Where does this money go if it is not in the EGS Fund and why wasn't such a fund ever set up? Patently, a profligate government constantly working with deficit budgets, approximately Rs1,000 crore per annum quietly garnered is a money manager's delight, no questions asked in or outside the legislature. People have forgotten that the extraordinarily well-conceived jobs-on-demand scheme by a Gandhian, VS Page in the 1970s has a huge impost on the people but it has been consistently misused. Additionally, for a few years the government had not even contributed to the fund as prescribed and told the Bombay high court that the Rs3,144 crore owed on this account till 2011 could be made good only in 10 instalments - that is, despite mulcting the citizens, it was still running low on cash. There have not been any amendment to the EGS Act, which halts the taxes and levies under false pretexts, and legitimising the absence of a stipulated fund. It appears to be a continuing government-run scam.

Given the trend of past collections, the accumulation could be around Rs21,000 crore to Rs22,000 crore by now. Because the lower spending on EGS due to NREGS took the pressure off the EGS, it is possibly accumulating faster. When asked to account for this, the answer would be the money is unspent but not easy to locate; I had been told this every time I asked this question. But it has actually been spent on every conceivable cause from funding payments to rich farmers for the excess sugarcane on their farms because cooperative sugar factories which are fiefs of politicians could not crush them.

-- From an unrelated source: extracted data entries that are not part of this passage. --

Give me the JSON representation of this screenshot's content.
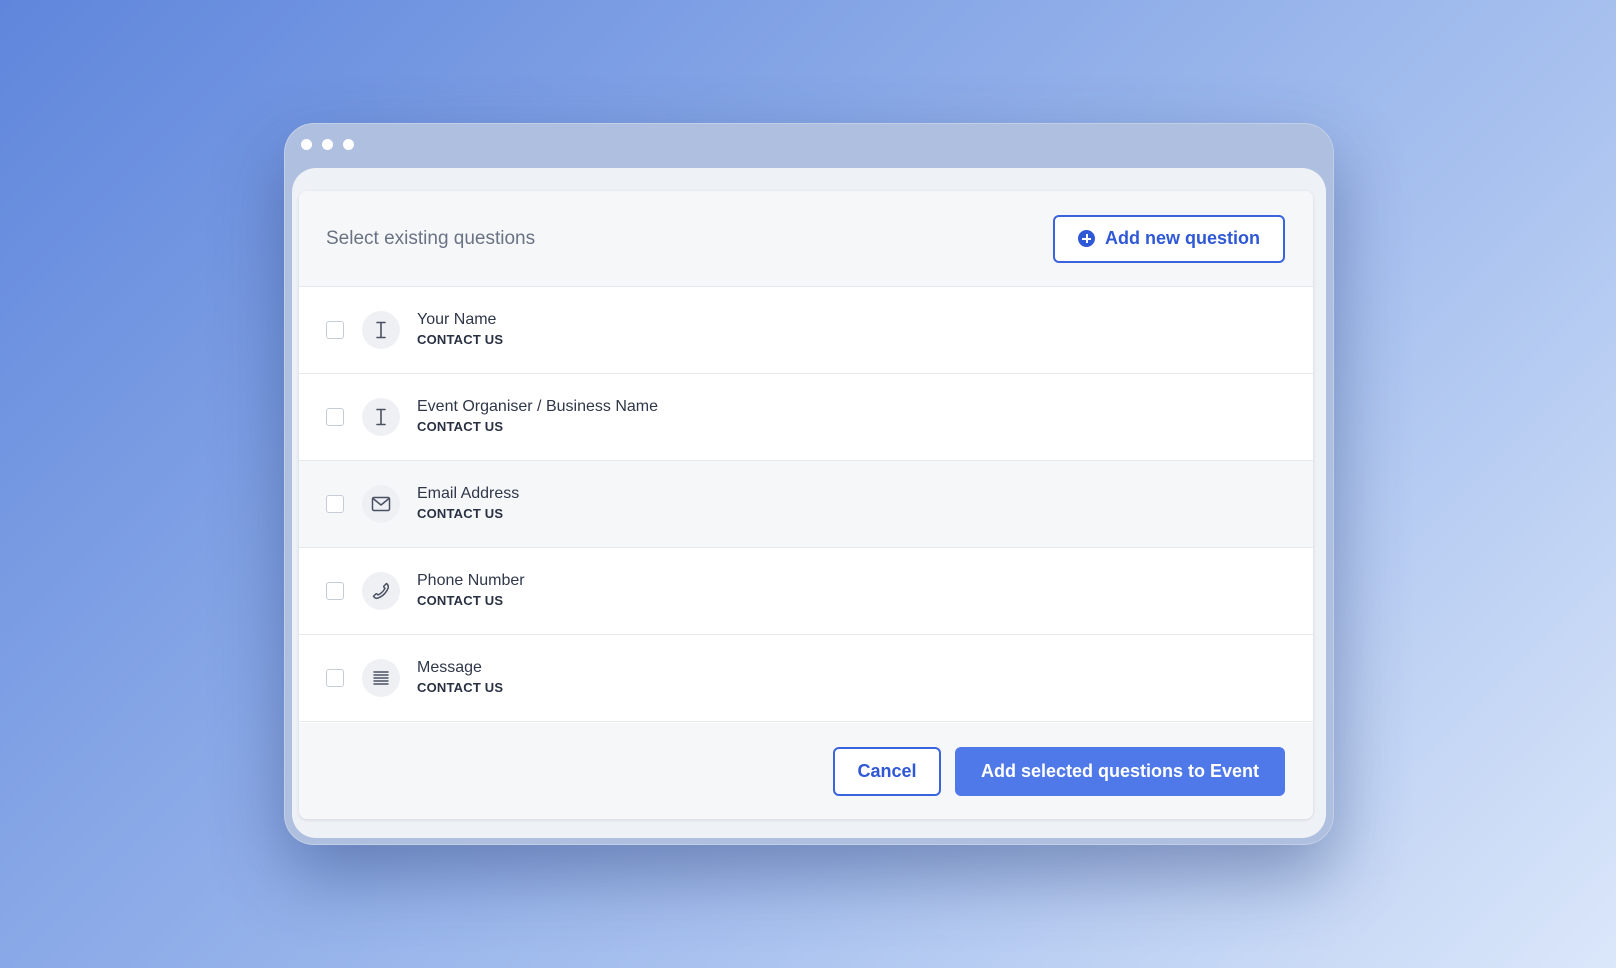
{
  "modal": {
    "title": "Select existing questions",
    "add_new_label": "Add new question",
    "add_new_icon": "plus-circle-icon"
  },
  "questions": [
    {
      "label": "Your Name",
      "group": "CONTACT US",
      "icon": "text-cursor-icon",
      "checked": false
    },
    {
      "label": "Event Organiser / Business Name",
      "group": "CONTACT US",
      "icon": "text-cursor-icon",
      "checked": false
    },
    {
      "label": "Email Address",
      "group": "CONTACT US",
      "icon": "envelope-icon",
      "checked": false
    },
    {
      "label": "Phone Number",
      "group": "CONTACT US",
      "icon": "phone-icon",
      "checked": false
    },
    {
      "label": "Message",
      "group": "CONTACT US",
      "icon": "paragraph-lines-icon",
      "checked": false
    }
  ],
  "footer": {
    "cancel_label": "Cancel",
    "submit_label": "Add selected questions to Event"
  },
  "colors": {
    "accent": "#3c63de",
    "primary_button": "#4f78e9"
  }
}
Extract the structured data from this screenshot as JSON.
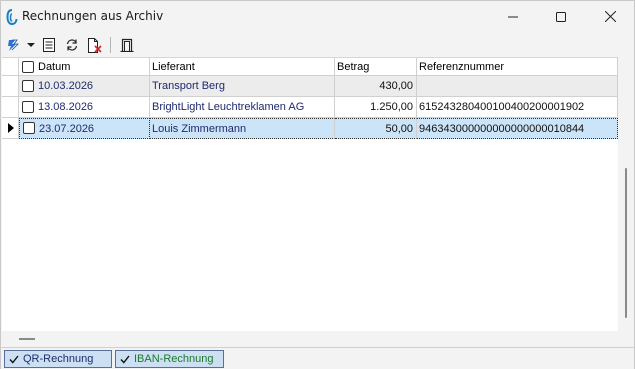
{
  "window": {
    "title": "Rechnungen aus Archiv"
  },
  "toolbar": {
    "icons": [
      "lightning-icon",
      "dropdown-arrow-icon",
      "list-icon",
      "refresh-icon",
      "delete-document-icon",
      "exit-door-icon"
    ]
  },
  "grid": {
    "columns": [
      "Datum",
      "Lieferant",
      "Betrag",
      "Referenznummer"
    ],
    "rows": [
      {
        "datum": "10.03.2026",
        "lieferant": "Transport Berg",
        "betrag": "430,00",
        "referenz": ""
      },
      {
        "datum": "13.08.2026",
        "lieferant": "BrightLight Leuchtreklamen AG",
        "betrag": "1.250,00",
        "referenz": "615243280400100400200001902"
      },
      {
        "datum": "23.07.2026",
        "lieferant": "Louis Zimmermann",
        "betrag": "50,00",
        "referenz": "946343000000000000000010844"
      }
    ]
  },
  "tabs": [
    {
      "label": "QR-Rechnung",
      "checked": true
    },
    {
      "label": "IBAN-Rechnung",
      "checked": true
    }
  ],
  "colors": {
    "selected_row": "#cce4f7",
    "grey_row": "#ececec",
    "tab_bg": "#cde0f3",
    "accent_blue": "#1f2a6e",
    "iban_green": "#1b7a2a"
  }
}
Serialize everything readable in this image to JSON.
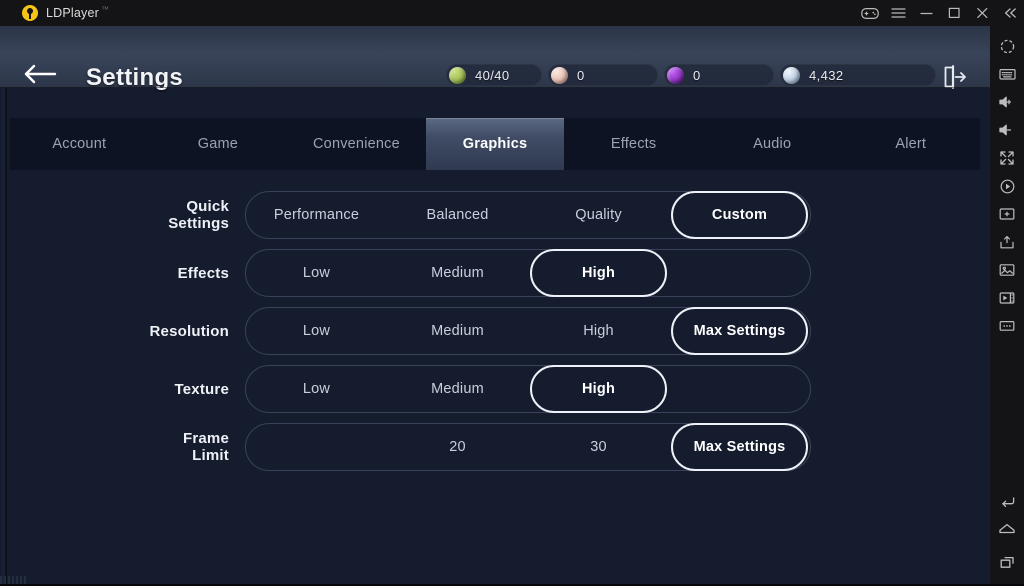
{
  "window": {
    "app_name": "LDPlayer",
    "trademark": "™",
    "controls": [
      {
        "name": "gamepad-icon",
        "label": "Gamepad"
      },
      {
        "name": "menu-icon",
        "label": "Menu"
      },
      {
        "name": "minimize-icon",
        "label": "Minimize"
      },
      {
        "name": "maximize-icon",
        "label": "Maximize"
      },
      {
        "name": "close-icon",
        "label": "Close"
      },
      {
        "name": "collapse-icon",
        "label": "Collapse"
      }
    ]
  },
  "dock": {
    "top_icons": [
      "settings-gear-icon",
      "keyboard-icon",
      "volume-up-icon",
      "volume-down-icon",
      "fullscreen-icon",
      "record-icon",
      "add-instance-icon",
      "install-apk-icon",
      "screenshot-icon",
      "video-icon",
      "more-icon"
    ],
    "bottom_icons": [
      "android-back-icon",
      "android-home-icon",
      "android-recents-icon"
    ]
  },
  "header": {
    "back_label": "Back",
    "title": "Settings",
    "exit_label": "Exit",
    "resources": [
      {
        "name": "energy",
        "value": "40/40",
        "color": "#9dbf4b"
      },
      {
        "name": "currency-pink",
        "value": "0",
        "color": "#e8c6bd"
      },
      {
        "name": "currency-purple",
        "value": "0",
        "color": "#8b2fc9"
      },
      {
        "name": "coins",
        "value": "4,432",
        "color": "#bcd2e8"
      }
    ]
  },
  "tabs": [
    {
      "label": "Account",
      "active": false
    },
    {
      "label": "Game",
      "active": false
    },
    {
      "label": "Convenience",
      "active": false
    },
    {
      "label": "Graphics",
      "active": true
    },
    {
      "label": "Effects",
      "active": false
    },
    {
      "label": "Audio",
      "active": false
    },
    {
      "label": "Alert",
      "active": false
    }
  ],
  "settings": [
    {
      "label_lines": [
        "Quick",
        "Settings"
      ],
      "options": [
        "Performance",
        "Balanced",
        "Quality",
        "Custom"
      ],
      "selected": "Custom"
    },
    {
      "label_lines": [
        "Effects"
      ],
      "options": [
        "Low",
        "Medium",
        "High",
        ""
      ],
      "selected": "High"
    },
    {
      "label_lines": [
        "Resolution"
      ],
      "options": [
        "Low",
        "Medium",
        "High",
        "Max Settings"
      ],
      "selected": "Max Settings"
    },
    {
      "label_lines": [
        "Texture"
      ],
      "options": [
        "Low",
        "Medium",
        "High",
        ""
      ],
      "selected": "High"
    },
    {
      "label_lines": [
        "Frame",
        "Limit"
      ],
      "options": [
        "",
        "20",
        "30",
        "Max Settings"
      ],
      "selected": "Max Settings"
    }
  ]
}
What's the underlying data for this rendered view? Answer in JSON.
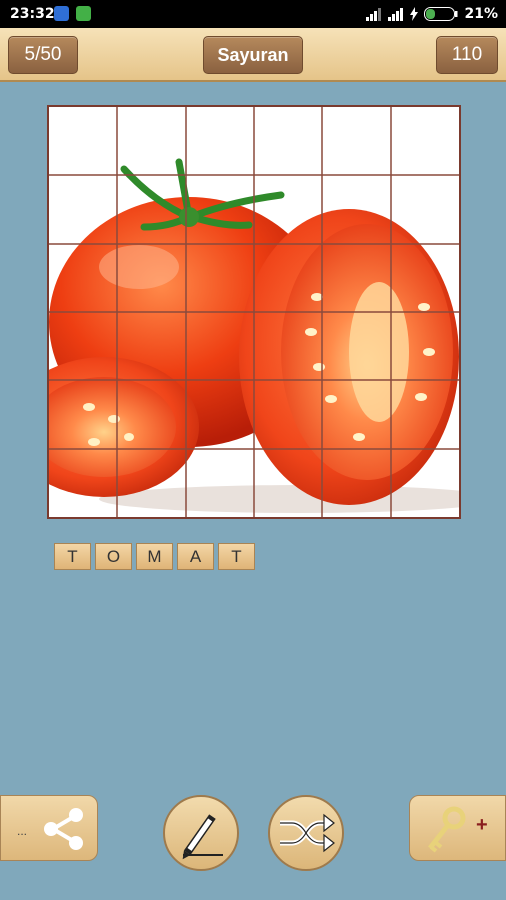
{
  "status_bar": {
    "time": "23:32",
    "battery": "21%"
  },
  "header": {
    "level": "5/50",
    "category": "Sayuran",
    "score": "110"
  },
  "puzzle": {
    "grid_rows": 6,
    "grid_cols": 6,
    "image": "tomato-photo"
  },
  "answer": {
    "letters": [
      "T",
      "O",
      "M",
      "A",
      "T"
    ]
  },
  "controls": {
    "share_dots": "...",
    "hint_plus": "+",
    "icons": [
      "share-icon",
      "pencil-icon",
      "shuffle-icon",
      "key-icon"
    ]
  },
  "colors": {
    "background": "#80a8bb",
    "header": "#e5c489",
    "button_brown": "#8a6140",
    "tile": "#dfb477",
    "grid_border": "#7a3a2e"
  }
}
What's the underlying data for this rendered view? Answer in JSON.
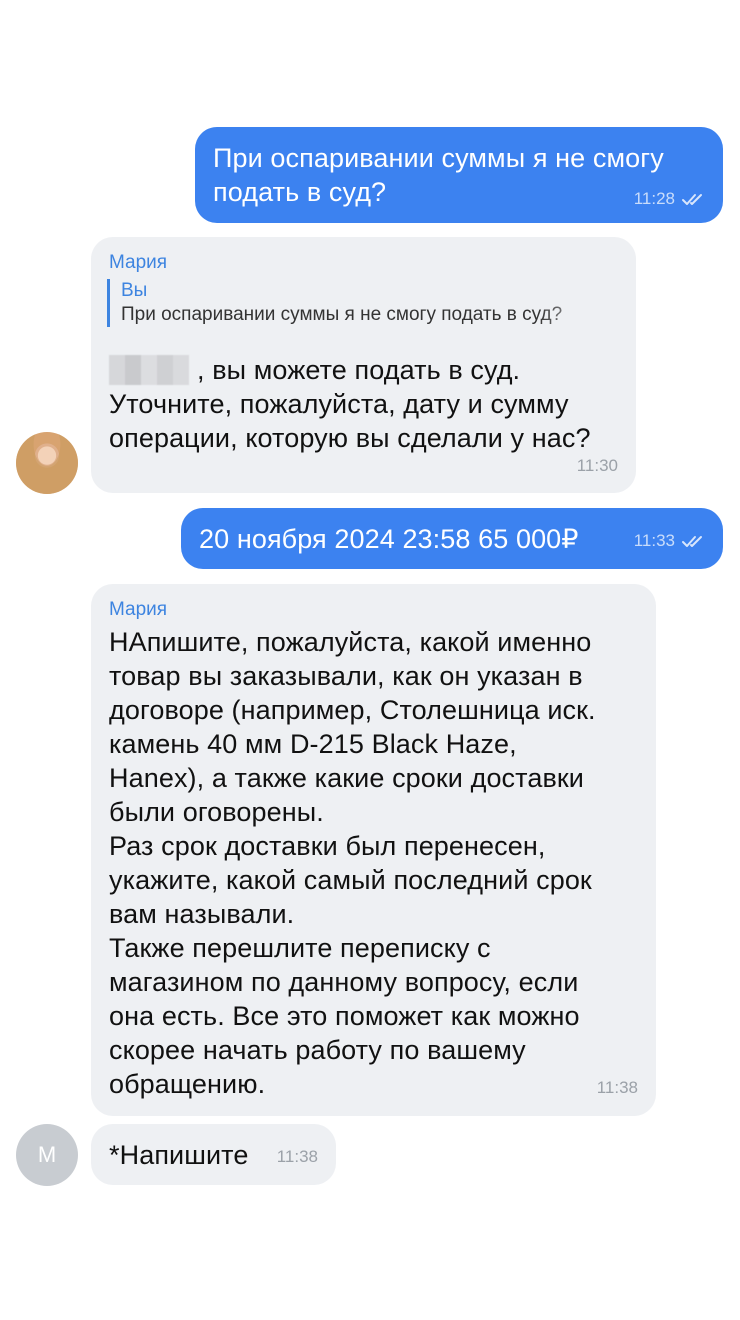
{
  "messages": [
    {
      "text": "При оспаривании суммы я не смогу\nподать в суд?",
      "time": "11:28"
    },
    {
      "sender": "Мария",
      "reply_name": "Вы",
      "reply_text": "При оспаривании суммы я не смогу подать в суд?",
      "text": ", вы можете подать в суд.\nУточните, пожалуйста, дату и сумму\nоперации, которую вы сделали у нас?",
      "time": "11:30"
    },
    {
      "text": "20 ноября 2024 23:58 65 000₽",
      "time": "11:33"
    },
    {
      "sender": "Мария",
      "text": "НАпишите, пожалуйста, какой именно\nтовар вы заказывали, как он указан в\nдоговоре (например, Столешница иск.\nкамень 40 мм D-215 Black Haze,\nHanex), а также какие сроки доставки\nбыли оговорены.\nРаз срок доставки был перенесен,\nукажите, какой самый последний срок\nвам называли.\nТакже перешлите переписку с\nмагазином по данному вопросу, если\nона есть. Все это поможет как можно\nскорее начать работу по вашему\nобращению.",
      "time": "11:38"
    },
    {
      "text": "*Напишите",
      "time": "11:38"
    }
  ],
  "avatar_letter": "М",
  "colors": {
    "outgoing": "#3c82f0",
    "incoming": "#eef0f3",
    "sender": "#3d84e0"
  }
}
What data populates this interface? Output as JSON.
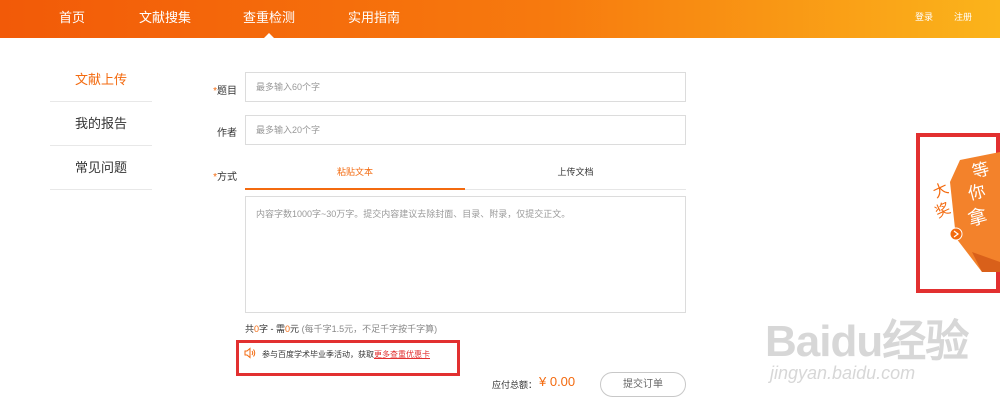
{
  "header": {
    "nav": [
      "首页",
      "文献搜集",
      "查重检测",
      "实用指南"
    ],
    "active_index": 2,
    "login": "登录",
    "register": "注册"
  },
  "sidebar": {
    "items": [
      {
        "label": "文献上传",
        "active": true
      },
      {
        "label": "我的报告",
        "active": false
      },
      {
        "label": "常见问题",
        "active": false
      }
    ]
  },
  "form": {
    "title": {
      "required_mark": "*",
      "label": "题目",
      "placeholder": "最多输入60个字"
    },
    "author": {
      "label": "作者",
      "placeholder": "最多输入20个字"
    },
    "method": {
      "required_mark": "*",
      "label": "方式"
    },
    "tabs": [
      {
        "label": "粘贴文本",
        "active": true
      },
      {
        "label": "上传文档",
        "active": false
      }
    ],
    "textarea_placeholder": "内容字数1000字~30万字。提交内容建议去除封面、目录、附录，仅提交正文。",
    "count": {
      "prefix": "共",
      "chars": "0",
      "mid": "字 - 需",
      "price": "0",
      "suffix": "元",
      "hint": "(每千字1.5元，不足千字按千字算)"
    },
    "promo": {
      "text": "参与百度学术毕业季活动，获取",
      "link": "更多查重优惠卡"
    },
    "total_label": "应付总额：",
    "total_value": "¥ 0.00",
    "submit_label": "提交订单"
  },
  "banner": {
    "text": [
      "等",
      "你",
      "拿",
      "大",
      "奖"
    ]
  },
  "watermark": {
    "main": "Baidu经验",
    "sub": "jingyan.baidu.com"
  },
  "colors": {
    "accent": "#f36a0f",
    "highlight_border": "#e23030",
    "header_start": "#f25a08",
    "header_end": "#fbb41b"
  }
}
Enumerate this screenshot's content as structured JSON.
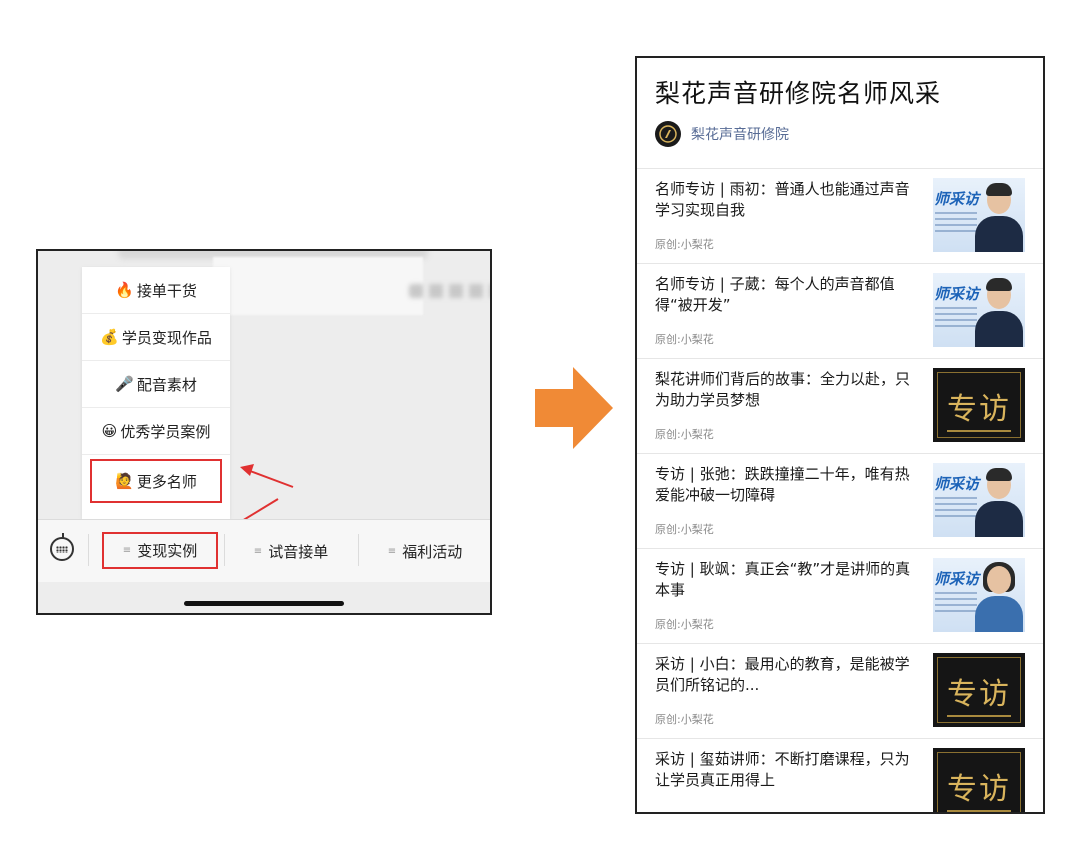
{
  "left": {
    "menu_items": [
      {
        "emoji": "🔥",
        "label": "接单干货"
      },
      {
        "emoji": "💰",
        "label": "学员变现作品"
      },
      {
        "emoji": "🎤",
        "label": "配音素材"
      },
      {
        "emoji": "😀",
        "label": "优秀学员案例"
      },
      {
        "emoji": "🙋",
        "label": "更多名师"
      }
    ],
    "tabs": [
      {
        "label": "变现实例"
      },
      {
        "label": "试音接单"
      },
      {
        "label": "福利活动"
      }
    ],
    "keyboard_icon": "keyboard-icon",
    "highlight_color": "#e03131"
  },
  "arrow_color": "#f08a36",
  "right": {
    "title": "梨花声音研修院名师风采",
    "account_name": "梨花声音研修院",
    "articles": [
      {
        "title": "名师专访 | 雨初：普通人也能通过声音学习实现自我",
        "meta": "原创:小梨花",
        "thumb_caption": "师采访"
      },
      {
        "title": "名师专访 | 子葳：每个人的声音都值得“被开发”",
        "meta": "原创:小梨花",
        "thumb_caption": "师采访"
      },
      {
        "title": "梨花讲师们背后的故事：全力以赴，只为助力学员梦想",
        "meta": "原创:小梨花",
        "thumb_caption": "专访"
      },
      {
        "title": "专访 | 张弛：跌跌撞撞二十年，唯有热爱能冲破一切障碍",
        "meta": "原创:小梨花",
        "thumb_caption": "师采访"
      },
      {
        "title": "专访 | 耿飒：真正会“教”才是讲师的真本事",
        "meta": "原创:小梨花",
        "thumb_caption": "师采访"
      },
      {
        "title": "采访 | 小白：最用心的教育，是能被学员们所铭记的...",
        "meta": "原创:小梨花",
        "thumb_caption": "专访"
      },
      {
        "title": "采访 | 玺茹讲师：不断打磨课程，只为让学员真正用得上",
        "meta": "",
        "thumb_caption": "专访"
      }
    ]
  }
}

Under the EGS Act, any diversion of funds is specifically prohibited. It only allows some of it to be lent on occasion - but for not more than two years - and has to be recovered. Just spending it on anything it pleases amounts to its illegal diversion, even squandering it away. If such vast sums were no longer required, the honest thing would have been to repeal the Act or some of its provisions but no one in the political or bureaucratic circles has even considered it.  Looks like it would continue, unless, PIL filed with the Bombay high court forces the government hand.